As software grows in size and complexity, the time and complexity of building (compiling, linking, testing) these applications has grown as well, and today's developers are faced with increasingly slow builds of hours to days per application.  Moreover, sometimes tests fail, in turn causing the builds fail, often times non-deterministically, after having run for a long time. These slow and flaky test executions hurt programmer agility, as the frequency with which code can be built and tested directly impacts the productivity of developers: longer build times mean a longer wait before determining if a change to the application being built was successful. Moreover, flaky tests (which can pass or fail non-deterministically) can make debugging those failed tests even more complicated, since a developer can’t assume that the cause of a test failure is tied to their recent change. In this talk, I will present some of my recent research in accelerating test executions and detecting flaky tests, allowing developers to significantly accelerate their test executions.

Bio

Jon is an Assistant Professor directing research in Software Engineering and Software Systems at George Mason University. His research makes it easier for developers to create reliable and secure software by improving software testing and program analysis.
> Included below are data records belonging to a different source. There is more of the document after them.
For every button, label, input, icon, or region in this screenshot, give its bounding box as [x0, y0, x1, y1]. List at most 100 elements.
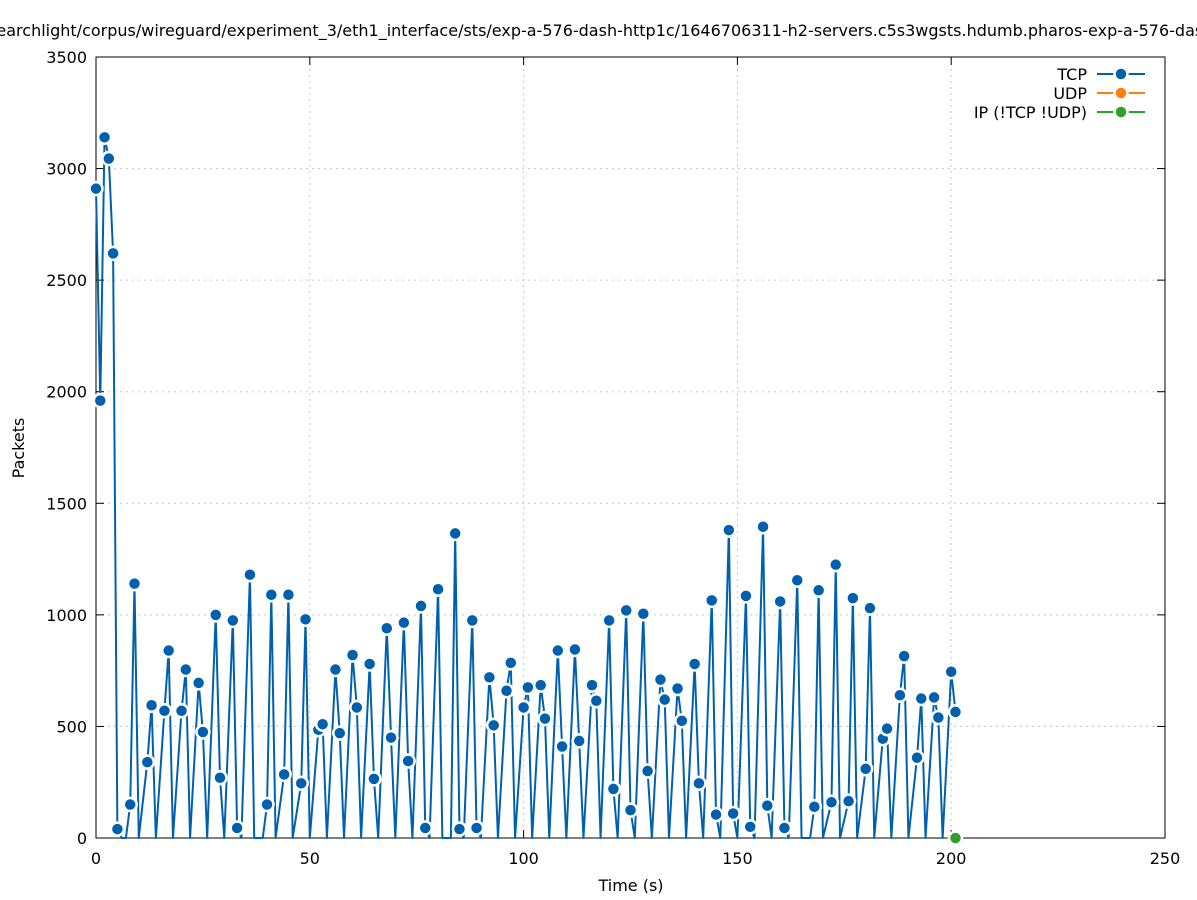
- y-axis-label: Packets: [9, 418, 28, 479]
- data-point: [567, 641, 583, 658]
- grid-lines: [96, 57, 1165, 838]
- data-point: [485, 717, 502, 734]
- data-point: [242, 566, 258, 583]
- tick-labels: 0 50 100 150 200 2500500100015002000250030003…: [46, 48, 1180, 868]
- data-point: [721, 522, 737, 538]
- data-point: [344, 647, 361, 663]
- y-tick-label: 500: [56, 717, 87, 736]
- data-point: [703, 592, 720, 609]
- data-point: [451, 821, 468, 837]
- data-point: [686, 656, 703, 672]
- data-point: [515, 699, 532, 716]
- axes: [95, 56, 1166, 839]
- x-tick-label: 250: [1150, 849, 1181, 868]
- legend-label: UDP: [1053, 84, 1087, 103]
- data-point: [789, 572, 806, 589]
- data-point: [601, 612, 617, 629]
- legend-label: IP (!TCP !UDP): [974, 103, 1087, 122]
- data-point: [656, 691, 673, 708]
- x-tick-label: 0: [91, 849, 101, 868]
- data-point: [361, 656, 378, 672]
- data-point: [139, 754, 156, 770]
- data-point: [229, 820, 245, 836]
- data-point: [349, 699, 365, 716]
- data-point: [725, 805, 741, 822]
- data-point: [827, 556, 844, 573]
- data-point: [892, 687, 908, 703]
- data-point: [417, 820, 434, 836]
- data-point: [259, 796, 275, 813]
- data-point: [464, 612, 481, 629]
- data-point: [383, 729, 399, 746]
- data-point: [101, 150, 117, 167]
- legend-marker: [1113, 85, 1129, 101]
- data-point: [635, 605, 652, 622]
- data-point: [327, 661, 344, 678]
- data-point: [280, 587, 297, 603]
- data-point: [314, 716, 331, 732]
- plot-area: [88, 129, 964, 846]
- data-point: [400, 753, 416, 769]
- series-line-0: [95, 136, 957, 839]
- data-point: [207, 607, 224, 623]
- data-point: [498, 682, 515, 699]
- x-tick-label: 150: [722, 849, 753, 868]
- data-point: [88, 180, 104, 197]
- data-point: [639, 763, 656, 779]
- legend-marker: [1113, 104, 1129, 120]
- data-point: [520, 679, 536, 696]
- data-point: [652, 671, 669, 688]
- data-point: [772, 593, 788, 610]
- data-point: [806, 799, 823, 815]
- data-point: [845, 590, 861, 606]
- data-point: [396, 614, 412, 631]
- data-point: [755, 518, 771, 535]
- data-point: [862, 600, 878, 616]
- y-tick-label: 3500: [46, 48, 87, 67]
- data-point: [550, 642, 566, 659]
- data-point: [618, 602, 634, 619]
- data-point: [413, 598, 429, 614]
- data-point: [840, 793, 857, 809]
- data-point: [742, 819, 758, 835]
- data-point: [588, 693, 605, 709]
- data-point: [503, 655, 519, 671]
- data-point: [92, 392, 109, 409]
- data-point: [263, 587, 280, 603]
- x-tick-label: 100: [508, 849, 539, 868]
- data-point: [930, 709, 947, 726]
- data-point: [759, 797, 776, 814]
- data-point: [947, 704, 964, 720]
- data-point: [857, 761, 874, 777]
- data-point: [122, 796, 138, 813]
- data-point: [297, 611, 314, 628]
- data-point: [554, 738, 570, 755]
- data-point: [896, 648, 912, 664]
- y-tick-label: 0: [77, 829, 87, 848]
- data-point: [293, 775, 309, 792]
- data-point: [143, 697, 160, 713]
- data-point: [571, 733, 587, 749]
- data-point: [468, 820, 485, 836]
- data-point: [96, 129, 113, 146]
- data-point: [366, 771, 382, 787]
- data-point: [481, 669, 498, 686]
- data-point: [447, 525, 463, 542]
- data-point: [691, 775, 707, 792]
- data-point: [943, 664, 959, 680]
- data-point: [212, 770, 228, 786]
- data-point: [708, 806, 724, 823]
- data-point: [584, 677, 600, 693]
- data-point: [532, 677, 549, 693]
- y-tick-label: 1500: [46, 494, 87, 513]
- data-point: [669, 680, 686, 697]
- data-point: [823, 794, 840, 811]
- y-tick-label: 2500: [46, 271, 87, 290]
- data-point: [331, 725, 348, 741]
- data-point: [926, 689, 942, 706]
- chart-title: /searchlight/corpus/wireguard/experiment…: [0, 21, 1197, 41]
- plot-border: [95, 56, 1166, 839]
- y-tick-label: 1000: [46, 606, 87, 625]
- data-point: [913, 690, 930, 707]
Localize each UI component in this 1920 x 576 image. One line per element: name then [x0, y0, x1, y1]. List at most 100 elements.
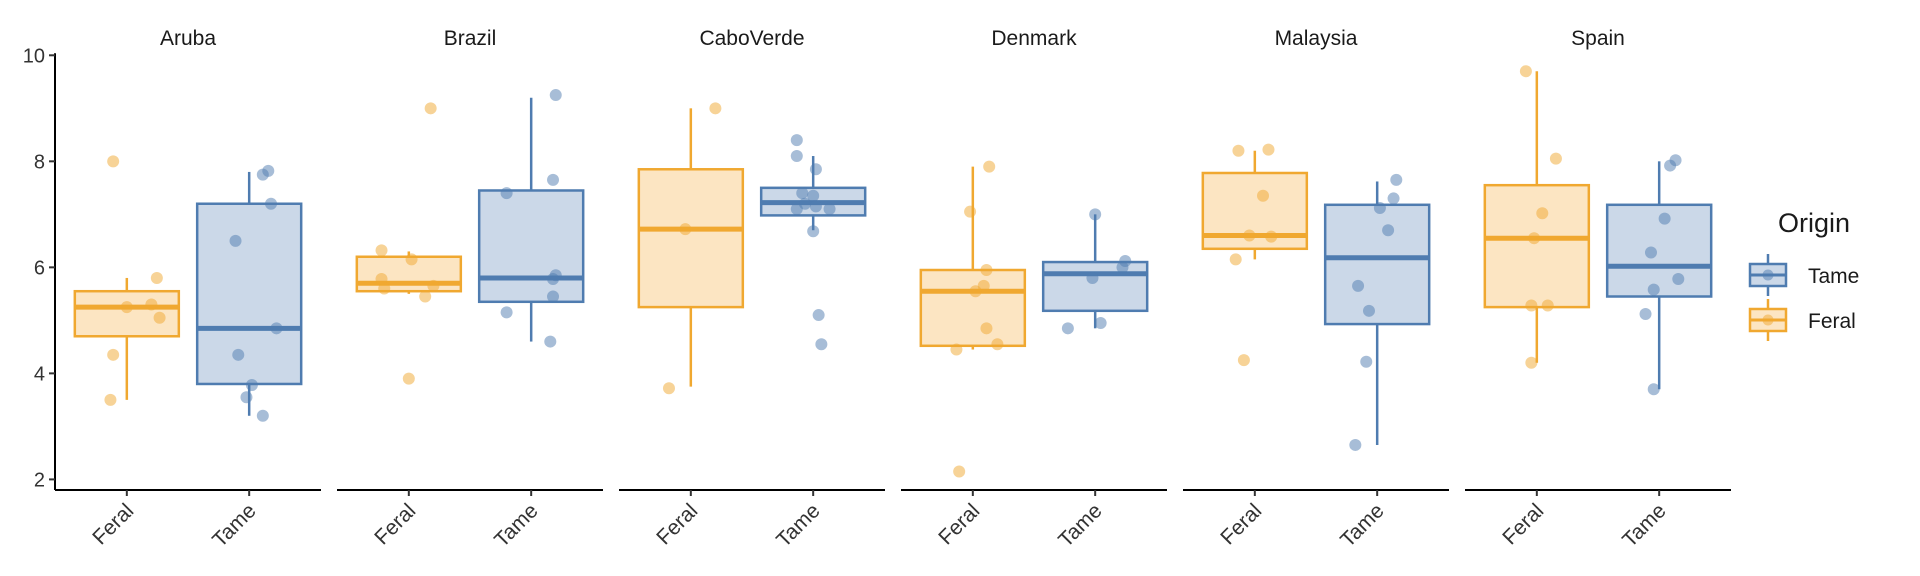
data-point — [1390, 173, 1403, 186]
x-category-label: Feral — [1498, 499, 1548, 549]
data-point — [1528, 232, 1541, 245]
data-point — [964, 205, 977, 218]
data-point — [1094, 317, 1107, 330]
data-point — [950, 343, 963, 356]
data-point — [120, 301, 133, 314]
box-tame — [195, 164, 303, 422]
data-point — [809, 163, 822, 176]
data-point — [1116, 261, 1129, 274]
x-category-label: Feral — [934, 499, 984, 549]
data-point — [809, 200, 822, 213]
legend: Origin Tame Feral — [1748, 208, 1859, 341]
data-point — [1089, 208, 1102, 221]
data-point — [796, 187, 809, 200]
x-category-label: Feral — [652, 499, 702, 549]
y-tick-label: 4 — [34, 363, 45, 385]
data-point — [1373, 201, 1386, 214]
data-point — [1262, 143, 1275, 156]
data-point — [232, 348, 245, 361]
data-point — [104, 393, 117, 406]
x-category-label: Tame — [208, 499, 261, 552]
data-point — [378, 282, 391, 295]
data-point — [402, 372, 415, 385]
legend-key-tame — [1748, 254, 1788, 296]
data-point — [662, 382, 675, 395]
data-point — [679, 223, 692, 236]
data-point — [427, 279, 440, 292]
legend-entry-label: Tame — [1808, 265, 1859, 288]
data-point — [1086, 271, 1099, 284]
data-point — [270, 322, 283, 335]
data-point — [107, 155, 120, 168]
data-point — [1243, 229, 1256, 242]
data-point — [1644, 246, 1657, 259]
data-point — [549, 89, 562, 102]
facet-panel-aruba: Aruba Feral Tame — [55, 27, 321, 552]
data-point — [1257, 189, 1270, 202]
x-category-label: Feral — [1216, 499, 1266, 549]
data-point — [1664, 159, 1677, 172]
box-feral — [637, 102, 745, 395]
x-category-label: Tame — [1336, 499, 1389, 552]
box-feral — [1201, 143, 1309, 367]
data-point — [245, 379, 258, 392]
box-tame — [1323, 173, 1431, 451]
y-tick-label: 2 — [34, 469, 45, 491]
data-point — [709, 102, 722, 115]
box-tame — [1605, 154, 1713, 396]
data-point — [145, 298, 158, 311]
x-category-label: Tame — [490, 499, 543, 552]
data-point — [544, 335, 557, 348]
legend-title: Origin — [1778, 208, 1850, 238]
data-point — [1061, 322, 1074, 335]
data-point — [815, 338, 828, 351]
data-point — [375, 244, 388, 257]
data-point — [790, 203, 803, 216]
box-tame — [759, 134, 867, 351]
data-point — [1349, 438, 1362, 451]
facet-panel-spain: Spain Feral Tame — [1465, 27, 1731, 552]
facet-panel-denmark: Denmark Feral Tame — [901, 27, 1167, 552]
data-point — [1232, 144, 1245, 157]
facet-panel-caboverde: CaboVerde Feral Tame — [619, 27, 885, 552]
data-point — [823, 203, 836, 216]
data-point — [1541, 299, 1554, 312]
data-point — [1387, 192, 1400, 205]
x-category-label: Tame — [1054, 499, 1107, 552]
y-tick-label: 10 — [23, 45, 45, 67]
box-tame — [1041, 208, 1149, 335]
box-iqr — [1041, 260, 1149, 313]
data-point — [1519, 65, 1532, 78]
data-point — [1229, 253, 1242, 266]
data-point — [790, 134, 803, 147]
data-point — [1525, 356, 1538, 369]
data-point — [1647, 283, 1660, 296]
data-point — [547, 290, 560, 303]
x-category-label: Tame — [772, 499, 825, 552]
data-point — [419, 290, 432, 303]
box-iqr — [637, 168, 745, 309]
legend-key-point — [1762, 269, 1774, 281]
data-point — [1362, 304, 1375, 317]
data-point — [107, 348, 120, 361]
data-point — [1658, 212, 1671, 225]
box-iqr — [195, 202, 303, 386]
data-point — [1549, 152, 1562, 165]
data-point — [500, 306, 513, 319]
data-point — [807, 225, 820, 238]
data-point — [1382, 224, 1395, 237]
data-point — [807, 189, 820, 202]
box-feral — [919, 160, 1027, 478]
data-point — [500, 187, 513, 200]
facet-strip-label: Aruba — [160, 27, 216, 50]
data-point — [256, 409, 269, 422]
box-iqr — [1483, 183, 1591, 309]
data-point — [991, 338, 1004, 351]
data-point — [1639, 308, 1652, 320]
legend-key-point — [1762, 314, 1774, 326]
data-point — [1237, 354, 1250, 367]
data-point — [547, 273, 560, 286]
data-point — [1672, 273, 1685, 286]
facet-strip-label: Denmark — [991, 27, 1077, 50]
Jon's work on accelerating software testing has been recognized with an ACM SIGSOFT Distinguished Paper Award (ICSE '14 - Unit Test Virtualization with VMVM), and was the basis for an industrial collaboration with Electric Cloud (now CloudBees). His program analysis research has resulted in several widely adopted runtime systems for the JVM, including the Phosphor taint tracking system (OOPSLA '14) and CROCHET checkpoint/rollback tool (ECOOP '18). His research has been funded by the NSA and the NSF, and he is the recipient of the NSF CAREER award. At George Mason, Jon teaches courses in distributed systems, web development, and program analysis. His teaching at GMU has been recognized with a departmental award. Jon serves on a variety of program committees, and in 2020 will be the Co-Chair of the PLDI Artifact Evaluation Committee. As part of his efforts to broaden the participation of underrepresented groups in computing, Jon co-organizes the PL/SE mentoring workshop at SPLASH (in 2017, 2018, 2019 and 2020).